0day: And Hitlist Week 01102024 Work

The term "hitlist" in the phrase "0day and hitlist week 01102024 work" refers to a curated list of targets—not just IP addresses, but specific assets considered vulnerable to the 0days listed above. According to threat intelligence feeds (e.g., Mandiant, CrowdStrike), the hitlist for this week contained three tiers:

While 0-day exploits and hitlists are potent tools in the hands of attackers, there are several strategies that can be employed to mitigate these threats:

As you move past the first week of October, do not archive this intelligence. The 0day and hitlist work of week 01102024 is not finished. 0day and hitlist week 01102024 work

The work continues. The 0days will fade, but the hitlist methodology—prioritized, targeted, and efficient—is here to stay.
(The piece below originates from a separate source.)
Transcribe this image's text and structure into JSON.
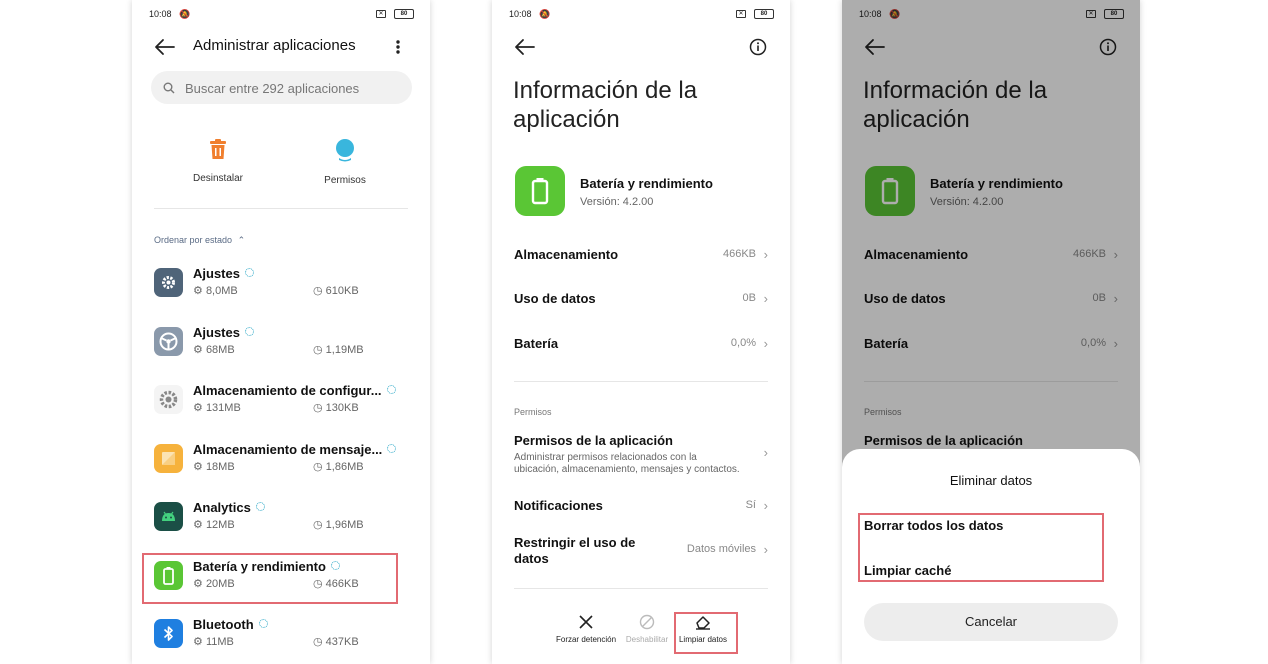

Stay vigilant. Patch responsibly. Hunt the hitlist. The term "hitlist" in the phrase "0day and

About the author: This article was compiled from open-source intelligence (OSINT) and internal SOC reporting for the week ending October 6, 2024. For real-time updates on 0day vulnerabilities and active hitlists, subscribe to our daily bulletin.

The following is a detailed write-up regarding the 0day vulnerabilities and security hitlists relevant to the week of January 1, 2024 through January 7, 2024 (Week 01, 2024). The work continues

This period is historically significant in cybersecurity as it coincides with the Pwn2Own Vancouver 2024 "Call for Targets" and the publication of the Q1 2024 Hitlists by major security research entities. It also marks the first active exploitation periods for vulnerabilities disclosed in late December 2023.


A surprising entry. The hitlist included /api/v1/repos/search?uid= endpoints. Attackers scanned for exposed Gitea instances vulnerable to a 2023 race condition, combined with the Chromium 0day to steal API keys for software supply chain attacks.

0-day exploits refer to attacks that take advantage of a previously unknown vulnerability in a computer application, network, or hardware. The term "0-day" signifies that the exploit occurs on the same day a weakness is discovered, or even before a fix is available. This kind of exploit can be particularly devastating because the targeted software or hardware vendor may not have had any time (i.e., zero days) to develop and distribute a patch.

The speed from private disclosure to mass exploitation is now under 48 hours. The "work" cannot rely on vendors to release patches. Instead, organizations need behavioral baselines. The CLFS exploit, for example, triggered unusual PsSetCreateProcessNotifyRoutine calls. If you had EDR watching for that, you didn't need a signature.